Even collateralised loans are at risk.

The pressure is mounting for OCBC and UOB’s asset quality, particularly for their sizeable oil and gas (O&G) exposures.

According to a report by Moody’s, the banks have seen a trend of broad-based asset quality deterioration through 2015, and it is expected to persist on back of slowing economic and trade growth in Asia as well as increasing stress for O&G borrowers in Singapore.

Both OCBC and UOB have reported large exposures to O&G borrowers, including to services companies, which were hurt most by the crashing oil prices.

“OCBC says 14% of its loans to oil services borrowers are non-performing, as already reflected in its 2015 NPL ratio of 0.9%, up from 0.6% in 2014. UOB expects that up to 20% of its oil and gas loans will become vulnerable if oil prices remain low this year, with the largest deterioration in support services,” stated the report.

With the sustained weakness in the O&G markets, both banks will likely boost provisions in coming quarters, and in particular against their O&G exposures. This, in turn, will pressure profitability.

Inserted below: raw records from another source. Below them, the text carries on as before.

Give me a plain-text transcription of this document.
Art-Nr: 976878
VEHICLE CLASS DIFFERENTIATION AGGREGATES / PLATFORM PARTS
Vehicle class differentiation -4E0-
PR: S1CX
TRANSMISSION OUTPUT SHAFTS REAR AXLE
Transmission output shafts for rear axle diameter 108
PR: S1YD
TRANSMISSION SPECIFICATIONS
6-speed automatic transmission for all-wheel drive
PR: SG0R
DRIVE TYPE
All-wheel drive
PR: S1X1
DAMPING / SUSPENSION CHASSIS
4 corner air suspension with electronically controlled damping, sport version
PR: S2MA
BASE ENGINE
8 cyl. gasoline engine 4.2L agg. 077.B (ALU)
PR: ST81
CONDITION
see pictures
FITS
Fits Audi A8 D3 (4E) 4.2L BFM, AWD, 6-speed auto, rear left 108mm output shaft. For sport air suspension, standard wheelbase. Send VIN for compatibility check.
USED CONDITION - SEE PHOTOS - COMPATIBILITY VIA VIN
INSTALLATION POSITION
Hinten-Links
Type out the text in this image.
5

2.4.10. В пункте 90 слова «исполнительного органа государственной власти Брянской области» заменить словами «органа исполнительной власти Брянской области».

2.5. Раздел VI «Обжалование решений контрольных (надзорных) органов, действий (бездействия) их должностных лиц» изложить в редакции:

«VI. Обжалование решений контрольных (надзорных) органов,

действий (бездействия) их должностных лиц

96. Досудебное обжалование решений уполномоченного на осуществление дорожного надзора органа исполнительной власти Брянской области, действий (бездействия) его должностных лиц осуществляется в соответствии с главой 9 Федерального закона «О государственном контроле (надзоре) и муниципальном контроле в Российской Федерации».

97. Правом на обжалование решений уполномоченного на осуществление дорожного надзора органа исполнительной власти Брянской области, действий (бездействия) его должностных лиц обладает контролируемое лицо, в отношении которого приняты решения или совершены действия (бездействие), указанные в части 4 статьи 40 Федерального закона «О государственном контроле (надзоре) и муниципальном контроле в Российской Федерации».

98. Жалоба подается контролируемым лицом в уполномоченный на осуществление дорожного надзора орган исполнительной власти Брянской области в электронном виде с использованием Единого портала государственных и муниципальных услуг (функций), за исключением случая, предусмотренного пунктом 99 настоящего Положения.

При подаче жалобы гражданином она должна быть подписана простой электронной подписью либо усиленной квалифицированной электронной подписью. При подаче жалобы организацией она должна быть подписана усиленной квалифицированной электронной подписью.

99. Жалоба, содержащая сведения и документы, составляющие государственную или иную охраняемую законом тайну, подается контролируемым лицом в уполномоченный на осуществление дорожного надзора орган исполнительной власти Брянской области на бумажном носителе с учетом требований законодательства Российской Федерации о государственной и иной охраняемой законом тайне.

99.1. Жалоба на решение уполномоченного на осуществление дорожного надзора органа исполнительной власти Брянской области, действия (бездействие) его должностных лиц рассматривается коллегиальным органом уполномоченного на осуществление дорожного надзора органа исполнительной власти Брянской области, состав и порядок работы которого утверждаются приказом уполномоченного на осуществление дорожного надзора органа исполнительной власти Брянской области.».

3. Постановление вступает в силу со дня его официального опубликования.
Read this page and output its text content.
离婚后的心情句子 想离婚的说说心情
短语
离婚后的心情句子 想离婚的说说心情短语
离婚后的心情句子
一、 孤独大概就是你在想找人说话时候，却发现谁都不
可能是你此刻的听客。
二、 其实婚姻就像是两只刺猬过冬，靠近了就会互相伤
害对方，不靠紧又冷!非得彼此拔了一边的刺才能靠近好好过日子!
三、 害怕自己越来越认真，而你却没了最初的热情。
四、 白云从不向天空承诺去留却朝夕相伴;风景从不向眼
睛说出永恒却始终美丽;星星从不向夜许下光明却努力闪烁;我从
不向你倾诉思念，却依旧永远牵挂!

The report further notes that while most of these loans are currently collateralised, the value of such collateral—including specialised O&G and transportation equipment—will have likely dropped on back of flagging secondary market liquidity and weak charter rates.

Meanwhile, though the increased provisions will hurt the banks’ profitability, their solid capital buffers will likely see no material impact. Both OCBC and UOB continue to report robust pre-provision income that can cover the expected pick-up in credit costs. Also, the banks have indicated that the quality of their other O&G loans, such as to producers, traders and refiners, remains resilient to the oil price collapse.